Sanfter Tau tropfte von den Baumüberhängen, als die ersten Lichtstrahlen sich bereits vom Horizont durch die Wolken bohrten. Bis auf einige kühle Brisen schien der Winter nun endgültig vorbei in dem kleinen französischen Städtchen namens Crusnes, nahe der belgisch-luxemburgischen Grenze.

Schaffet fleiss´ge Arbeiter
Wühlet unterm Berg

Mal hie mal da rasselten hölzerne Fensterläden auf und die feuchte Morgenfrische verbreitete sich in den noch dunklen Einfamilienhäusern, Reih an Reih aufgestellt als würden sie dem Berg trotzen wollen.
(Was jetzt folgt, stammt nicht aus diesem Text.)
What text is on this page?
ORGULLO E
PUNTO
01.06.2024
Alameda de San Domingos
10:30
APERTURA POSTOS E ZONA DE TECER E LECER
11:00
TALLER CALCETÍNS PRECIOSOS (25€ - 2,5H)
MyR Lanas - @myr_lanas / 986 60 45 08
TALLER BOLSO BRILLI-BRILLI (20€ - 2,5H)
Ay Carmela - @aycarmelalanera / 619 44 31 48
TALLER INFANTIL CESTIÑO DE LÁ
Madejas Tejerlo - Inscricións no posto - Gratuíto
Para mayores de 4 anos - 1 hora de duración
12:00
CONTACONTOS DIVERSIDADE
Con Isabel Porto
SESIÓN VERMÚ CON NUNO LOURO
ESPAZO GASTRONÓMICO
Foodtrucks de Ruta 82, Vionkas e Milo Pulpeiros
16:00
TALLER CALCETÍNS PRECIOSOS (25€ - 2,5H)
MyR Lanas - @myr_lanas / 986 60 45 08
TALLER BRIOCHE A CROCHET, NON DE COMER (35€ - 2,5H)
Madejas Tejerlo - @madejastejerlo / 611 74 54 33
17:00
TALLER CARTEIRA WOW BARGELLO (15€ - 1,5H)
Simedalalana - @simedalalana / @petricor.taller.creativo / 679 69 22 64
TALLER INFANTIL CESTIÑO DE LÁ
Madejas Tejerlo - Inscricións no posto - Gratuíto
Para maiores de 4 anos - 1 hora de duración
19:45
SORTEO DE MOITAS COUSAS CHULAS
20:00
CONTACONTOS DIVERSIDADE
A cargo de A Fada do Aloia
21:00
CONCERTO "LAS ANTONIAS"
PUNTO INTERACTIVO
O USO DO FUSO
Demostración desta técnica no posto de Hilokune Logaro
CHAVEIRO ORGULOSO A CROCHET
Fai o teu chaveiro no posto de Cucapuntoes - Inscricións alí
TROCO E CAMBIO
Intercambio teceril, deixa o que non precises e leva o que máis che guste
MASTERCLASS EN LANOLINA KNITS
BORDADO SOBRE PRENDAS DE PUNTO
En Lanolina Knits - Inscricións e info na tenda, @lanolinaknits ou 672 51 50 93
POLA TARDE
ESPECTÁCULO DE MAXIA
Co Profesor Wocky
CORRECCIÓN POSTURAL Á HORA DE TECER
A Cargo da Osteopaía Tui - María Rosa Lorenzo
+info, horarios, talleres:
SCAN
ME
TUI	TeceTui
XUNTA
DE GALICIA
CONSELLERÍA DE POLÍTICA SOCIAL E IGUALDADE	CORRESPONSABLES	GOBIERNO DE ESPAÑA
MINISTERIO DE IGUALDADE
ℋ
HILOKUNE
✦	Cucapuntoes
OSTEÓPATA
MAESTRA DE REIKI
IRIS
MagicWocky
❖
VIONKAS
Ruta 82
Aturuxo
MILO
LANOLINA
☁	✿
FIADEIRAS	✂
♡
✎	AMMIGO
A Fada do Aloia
Ein angenehmer Duft von Gebackenem und frisch aufgesetztem Kaffee erfüllte die Luft, als die ersten Bergmänner sich bereits auf den Weg zu den Minen machten.

Murmelnd beobachtete ein kleines Mädchen, wie die stämmigen Männer mit ihren wuchtigen Hämmern, frisch geschärften Äxten und abgetragenen Grubenlampen einer nach dem anderen in den dunklen Schächten verschwanden, begleitet von schwerfälligem Radgequietsche, das aus dem Innern der Mine empordrang.

Schaufeln klingen, Steine malmen
Das Eisen aus dem Berg

„Sophie!“, ertönte eine fürsorgliche Stimme aus dem kleinen Haus gleich gegenüber dem Kieselpfad, der zu den Minen führte. „Komm schon, du weißt doch, dass die Schule bald beginnt…, Sophie?“

Sophie wusste, dass in Crusnes nahezu alle kampffähigen und gesunden Männer in den Militärdienst einberufen worden waren und in den Krieg zogen. Und diejenigen, an denen der Kelch vorübergegangen war, wühlten sich durch Berge oder arbeiteten in einer der zahlreichen Fabriken, um dem Erz das Eisen zu entziehen. So wie einst ihr Vater, ein in die Jahre gekommener Mann von großer Statur, ein stolzer Minenarbeiter, den der Berg dann schlussendlich doch in die Knie zwang.
„Es war ein grausamer Unfall!“ dachte Sophie, weiter vor sich hinmurmelnd.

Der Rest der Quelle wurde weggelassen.